Comme les spécialistes des sciences naturelles, les spécialistes des sciences sociales s'intéressent à la recherche fondée sur des données probantes et utilisent des outils quantitatifs et qualitatifs pour arriver à des conclusions. Mais ils sont uniquement concernés par la société humaine et les relations sociales, qui sont mêlées à des jugements normatifs et à la moralité.
"Lorsque la NSF a été créée, ses fondateurs ont dû décider :existe-t-il une science sociale et, si oui, comment le saurions-nous si nous la voyons ?" dit Solovey. "Certains domaines de recherche ont été institutionnalisés, comme la sociologie, l'économie, l'anthropologie, les sciences politiques. La psychologie a des domaines plus sociaux, d'autres plus biologiques. Il y a toujours eu des conflits de frontières."
Le financement des sciences sociales n'a jamais représenté qu'une faible proportion du budget de la NSF. "A la fin des années 1950, les sciences sociales représentaient peut-être deux pour cent du total", explique Solovey. "Puis vinrent les années 1960, qui marquèrent une autre époque dans la société américaine."
À ce moment-là, les sciences sociales sont entrées dans une sorte d'âge d'or en raison de leur association avec des initiatives politiques audacieuses lancées sous les présidences de John. F. Kennedy et Lyndon B. Johnson. Les scientifiques ont aidé à promouvoir des programmes fédéraux pour s'attaquer à un large éventail de problèmes, y compris, comme l'écrit Solovey, "la délinquance juvénile, le fléau urbain, les conflits raciaux, la pauvreté et le chômage". À la fin des années 1960, la NSF consacrait environ 7 % de son budget aux sciences sociales, "le plus haut jamais atteint", déclare Solovey.
Mais dans les années 1970, le pendule est revenu à la méfiance des conservateurs. Les libéraux ont également exprimé leur méfiance à l'égard de certaines recherches en sciences sociales, en particulier celles qu'ils considéraient comme servant des idéaux, des pratiques et des politiques économiques ou politiques conservateurs.

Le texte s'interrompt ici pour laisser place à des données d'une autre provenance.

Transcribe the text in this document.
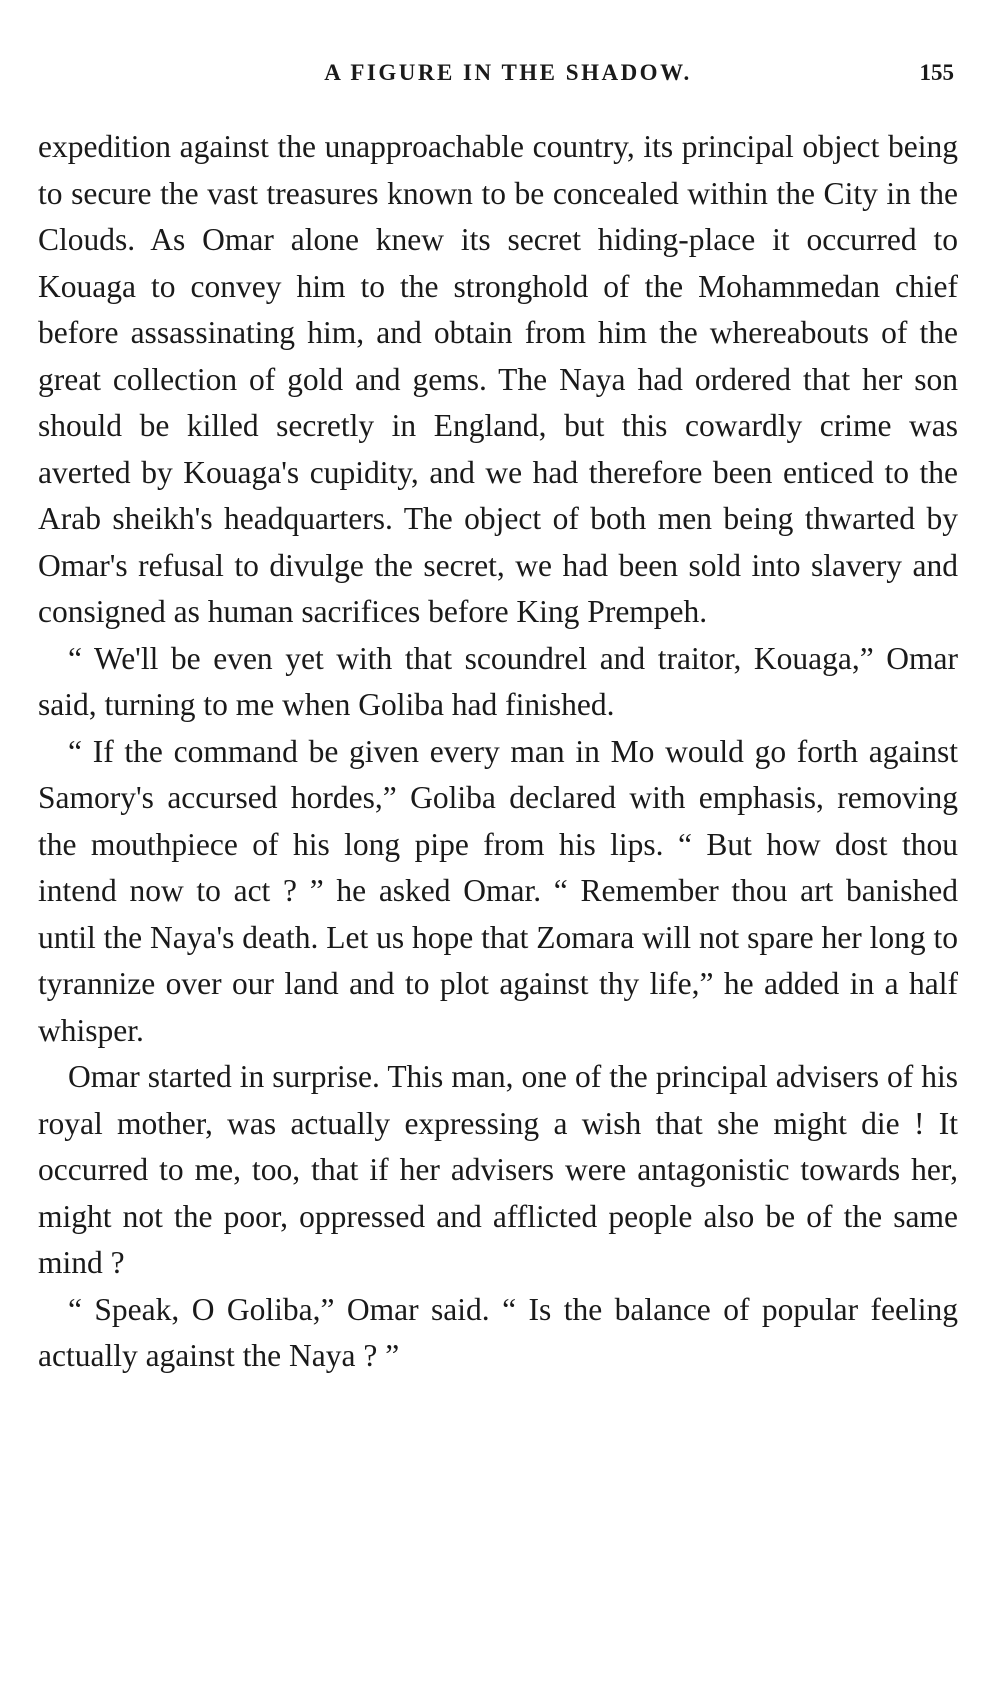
A FIGURE IN THE SHADOW.	155

expedition against the unapproachable country, its principal object being to secure the vast treasures known to be concealed within the City in the Clouds. As Omar alone knew its secret hiding-place it occurred to Kouaga to convey him to the stronghold of the Mohammedan chief before assassinating him, and obtain from him the whereabouts of the great collection of gold and gems. The Naya had ordered that her son should be killed secretly in England, but this cowardly crime was averted by Kouaga's cupidity, and we had therefore been enticed to the Arab sheikh's headquarters. The object of both men being thwarted by Omar's refusal to divulge the secret, we had been sold into slavery and consigned as human sacrifices before King Prempeh.

“ We'll be even yet with that scoundrel and traitor, Kouaga,” Omar said, turning to me when Goliba had finished.

“ If the command be given every man in Mo would go forth against Samory's accursed hordes,” Goliba declared with emphasis, removing the mouthpiece of his long pipe from his lips. “ But how dost thou intend now to act ? ” he asked Omar. “ Remember thou art banished until the Naya's death. Let us hope that Zomara will not spare her long to tyrannize over our land and to plot against thy life,” he added in a half whisper.

Omar started in surprise. This man, one of the principal advisers of his royal mother, was actually expressing a wish that she might die ! It occurred to me, too, that if her advisers were antagonistic towards her, might not the poor, oppressed and afflicted people also be of the same mind ?

“ Speak, O Goliba,” Omar said. “ Is the balance of popular feeling actually against the Naya ? ”
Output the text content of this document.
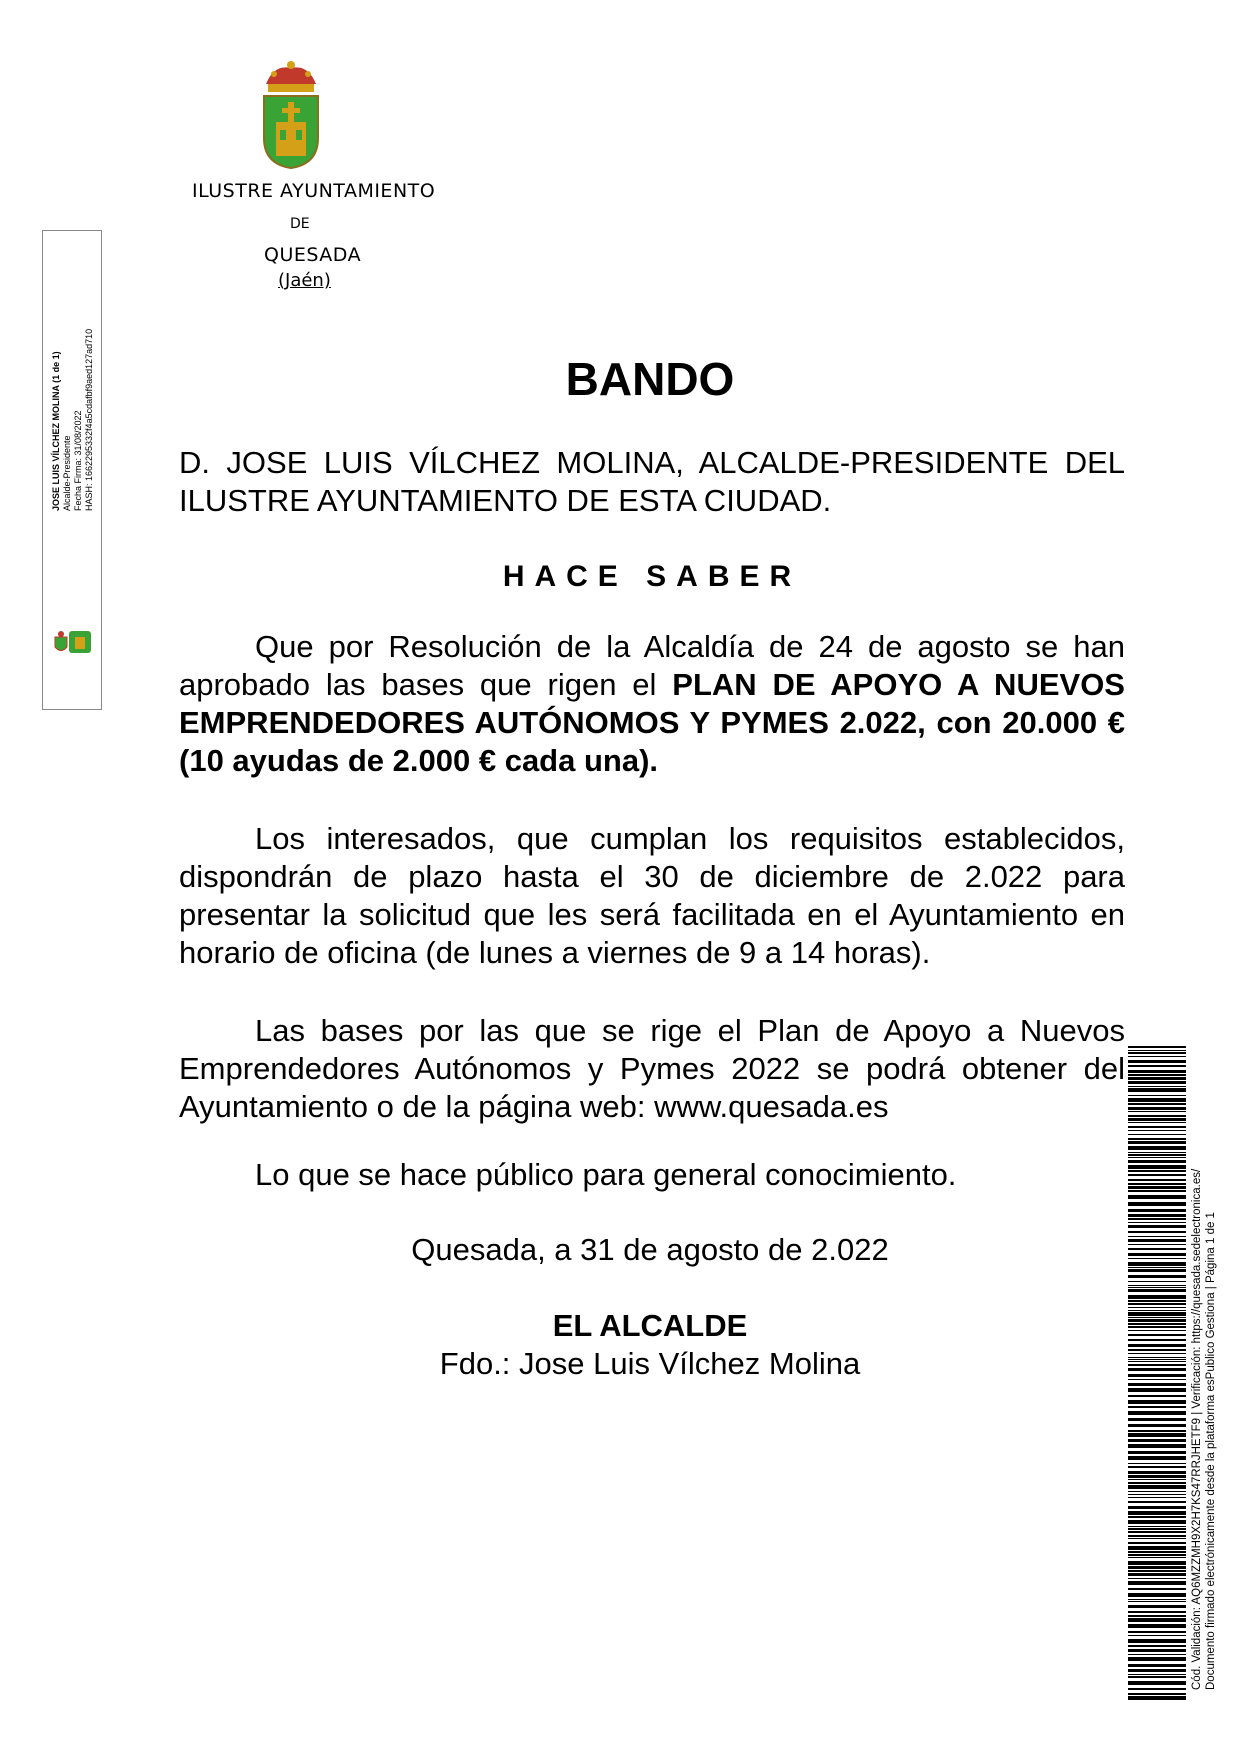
ILUSTRE AYUNTAMIENTO
DE
QUESADA
(Jaén)
JOSE LUIS VÍLCHEZ MOLINA (1 de 1) Alcalde-Presidente Fecha Firma: 31/08/2022 HASH: 1662295332f4a5cdafbf9aed127ad710	BANDO
D. JOSE LUIS VÍLCHEZ MOLINA, ALCALDE-PRESIDENTE DEL ILUSTRE AYUNTAMIENTO DE ESTA CIUDAD.
HACE SABER
Que por Resolución de la Alcaldía de 24 de agosto se han aprobado las bases que rigen el PLAN DE APOYO A NUEVOS EMPRENDEDORES AUTÓNOMOS Y PYMES 2.022, con 20.000 € (10 ayudas de 2.000 € cada una).
Los interesados, que cumplan los requisitos establecidos, dispondrán de plazo hasta el 30 de diciembre de 2.022 para presentar la solicitud que les será facilitada en el Ayuntamiento en horario de oficina (de lunes a viernes de 9 a 14 horas).
Las bases por las que se rige el Plan de Apoyo a Nuevos Emprendedores Autónomos y Pymes 2022 se podrá obtener del Ayuntamiento o de la página web: www.quesada.es
Lo que se hace público para general conocimiento.
Quesada, a 31 de agosto de 2.022
EL ALCALDE
Fdo.: Jose Luis Vílchez Molina	Cód. Validación: AQ6MZZMH9X2H7KS47RRJHETF9 | Verificación: https://quesada.sedelectronica.es/ Documento firmado electrónicamente desde la plataforma esPublico Gestiona | Página 1 de 1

Le livre de Solovey emmène les lecteurs à la fin de la présidence Reagan et, dans un court chapitre final, jusqu'à nos jours, laissant des questions sur l'avenir du soutien aux sciences sociales aux États-Unis.
Son livre propose une nouvelle agence de financement pour les sciences sociales aux États-Unis :une National Social Science Foundation, qui chercherait à soutenir la recherche sociale sur un large front en accueillant et en promouvant les travaux fondés sur des approches humanistes et scientifiques, peut-être dans le sens du Conseil de recherches en sciences humaines du Canada.
"Cette proposition est déjà apparue à la fin des années 1960 quand il y avait pas mal d'intérêt", dit Solovey. "Pour moi, c'est l'épisode le plus intéressant de toute l'histoire :il y a eu une proposition au Congrès, il y a eu des auditions nationales, le Sénat a voté pour la soutenir. Mais elle n'a jamais reçu de soutien à la Chambre des représentants. Et, à la fin des années 1960 , le climat avait changé et toute l'idée avait disparu. Depuis lors, cette idée a pratiquement disparu."
Dans leurs enquêtes sur les tendances de l'emploi, la pauvreté, le comportement politique, la sexualité humaine et tant d'autres domaines, Solovey note que les spécialistes des sciences sociales continuent de s'appuyer sur des sources de soutien public et privé. Les contributions qu'ils peuvent apporter à la société sont d'autant plus critiques en période de maladie, de guerre et de changement climatique à l'échelle mondiale.
"J'aimerais beaucoup que les sociologues américains et les personnes intéressées par le problème du financement soutiennent une proposition de Fondation nationale des sciences sociales."